What I Learned Smoking 100 Briskets (and Where I Was Wrong)

By Wyatt Brennan · March 25, 2026

What I Learned Smoking 100 Briskets (and Where I Was Wrong)

A central Texas pitmaster on the lessons that finally clicked after years of guessing.

When I started smoking briskets I followed every rule on the internet, and a lot of those rules turned out to be wrong. The biggest one: trust the temperature, not the time. A 12-pound brisket can be done in 9 hours or 14 hours depending on the meat, the weather, and the cooker. The probe-tender test -- a meat probe sliding into the flat with no resistance -- is the only test that ever matters.

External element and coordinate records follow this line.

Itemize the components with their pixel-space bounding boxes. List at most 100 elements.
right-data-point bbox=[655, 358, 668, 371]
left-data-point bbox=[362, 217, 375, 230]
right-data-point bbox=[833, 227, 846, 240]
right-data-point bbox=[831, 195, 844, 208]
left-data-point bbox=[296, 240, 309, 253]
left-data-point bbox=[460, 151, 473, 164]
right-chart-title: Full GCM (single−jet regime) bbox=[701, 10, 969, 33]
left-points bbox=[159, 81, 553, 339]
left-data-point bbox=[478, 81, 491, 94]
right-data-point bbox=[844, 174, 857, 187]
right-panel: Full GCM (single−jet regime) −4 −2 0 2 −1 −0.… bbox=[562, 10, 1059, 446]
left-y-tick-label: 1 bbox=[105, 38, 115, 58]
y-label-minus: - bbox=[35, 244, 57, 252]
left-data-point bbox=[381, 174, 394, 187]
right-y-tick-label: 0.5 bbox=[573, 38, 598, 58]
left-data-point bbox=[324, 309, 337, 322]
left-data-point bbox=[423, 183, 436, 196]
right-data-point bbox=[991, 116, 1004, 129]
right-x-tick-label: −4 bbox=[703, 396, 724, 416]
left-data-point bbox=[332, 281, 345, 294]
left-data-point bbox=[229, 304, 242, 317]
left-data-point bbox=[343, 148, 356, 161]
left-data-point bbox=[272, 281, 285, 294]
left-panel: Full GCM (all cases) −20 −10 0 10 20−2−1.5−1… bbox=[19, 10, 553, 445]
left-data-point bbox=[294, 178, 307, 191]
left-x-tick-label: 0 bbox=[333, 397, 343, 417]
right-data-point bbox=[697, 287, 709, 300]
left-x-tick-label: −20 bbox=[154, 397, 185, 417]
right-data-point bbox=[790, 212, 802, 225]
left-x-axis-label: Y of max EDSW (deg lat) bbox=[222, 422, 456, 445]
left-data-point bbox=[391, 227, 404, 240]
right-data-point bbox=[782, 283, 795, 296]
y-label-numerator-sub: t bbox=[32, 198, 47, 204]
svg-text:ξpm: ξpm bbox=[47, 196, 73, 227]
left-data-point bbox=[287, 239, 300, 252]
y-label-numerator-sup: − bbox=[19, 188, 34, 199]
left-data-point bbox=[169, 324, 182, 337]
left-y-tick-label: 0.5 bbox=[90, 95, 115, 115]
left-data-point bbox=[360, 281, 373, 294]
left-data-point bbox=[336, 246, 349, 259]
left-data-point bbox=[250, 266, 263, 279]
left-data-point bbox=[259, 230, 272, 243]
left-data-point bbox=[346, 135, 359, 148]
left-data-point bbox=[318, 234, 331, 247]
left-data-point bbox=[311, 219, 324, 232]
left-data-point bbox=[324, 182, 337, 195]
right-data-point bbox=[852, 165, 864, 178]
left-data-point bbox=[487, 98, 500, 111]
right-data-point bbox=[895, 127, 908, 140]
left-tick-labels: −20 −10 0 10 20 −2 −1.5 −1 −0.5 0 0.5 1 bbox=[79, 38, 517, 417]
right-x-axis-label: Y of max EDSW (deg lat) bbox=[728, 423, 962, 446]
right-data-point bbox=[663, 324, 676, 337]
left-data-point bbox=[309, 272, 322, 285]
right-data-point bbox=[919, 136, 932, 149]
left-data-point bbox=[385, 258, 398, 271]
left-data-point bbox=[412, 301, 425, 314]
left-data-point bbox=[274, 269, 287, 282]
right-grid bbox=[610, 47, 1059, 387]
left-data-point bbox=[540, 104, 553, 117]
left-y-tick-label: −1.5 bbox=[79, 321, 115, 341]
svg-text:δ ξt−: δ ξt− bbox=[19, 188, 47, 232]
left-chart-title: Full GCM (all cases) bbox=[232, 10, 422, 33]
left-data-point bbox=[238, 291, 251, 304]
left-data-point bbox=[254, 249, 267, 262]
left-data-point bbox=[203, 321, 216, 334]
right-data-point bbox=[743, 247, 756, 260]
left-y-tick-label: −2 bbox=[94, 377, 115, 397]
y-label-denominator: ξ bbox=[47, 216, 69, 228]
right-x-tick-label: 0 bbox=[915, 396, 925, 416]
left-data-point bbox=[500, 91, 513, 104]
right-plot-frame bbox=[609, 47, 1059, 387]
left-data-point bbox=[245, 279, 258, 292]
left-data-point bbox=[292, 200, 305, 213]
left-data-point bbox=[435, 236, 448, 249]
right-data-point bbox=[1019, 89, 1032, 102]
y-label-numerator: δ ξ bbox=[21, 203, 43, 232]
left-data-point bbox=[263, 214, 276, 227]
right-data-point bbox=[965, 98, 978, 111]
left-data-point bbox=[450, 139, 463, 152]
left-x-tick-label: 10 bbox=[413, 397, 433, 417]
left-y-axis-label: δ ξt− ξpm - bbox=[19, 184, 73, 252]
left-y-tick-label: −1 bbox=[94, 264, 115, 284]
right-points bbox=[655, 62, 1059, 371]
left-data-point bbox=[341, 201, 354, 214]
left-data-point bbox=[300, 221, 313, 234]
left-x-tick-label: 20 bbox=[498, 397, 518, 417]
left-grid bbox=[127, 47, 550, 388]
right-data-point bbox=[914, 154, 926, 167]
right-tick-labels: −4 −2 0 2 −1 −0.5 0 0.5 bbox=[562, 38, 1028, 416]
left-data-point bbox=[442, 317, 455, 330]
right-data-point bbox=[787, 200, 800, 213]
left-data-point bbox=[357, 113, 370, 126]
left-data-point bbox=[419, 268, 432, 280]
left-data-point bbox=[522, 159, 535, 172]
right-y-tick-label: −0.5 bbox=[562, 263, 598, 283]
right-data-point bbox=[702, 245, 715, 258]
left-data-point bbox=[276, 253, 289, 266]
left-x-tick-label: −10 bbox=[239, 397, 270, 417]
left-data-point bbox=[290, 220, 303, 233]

The second lesson is salt. I used to apply rub like I was painting a fence and the bark would taste like a salt lick. Half a cup each of coarse salt and 16-mesh black pepper is plenty for a packer brisket. If you want more flavor, add it after the slice with finishing salt and a sprinkle of cracked pepper.

The third, and the one I wish I had heard sooner: rest. A long, gentle rest in a faux Cambro for at least an hour, ideally two, transforms a hot, jiggly brisket into a tender, sliceable, deeply seasoned cook. The bark holds. The juices redistribute. The flat behaves. Rest is not just patience -- it is a stage of the cook.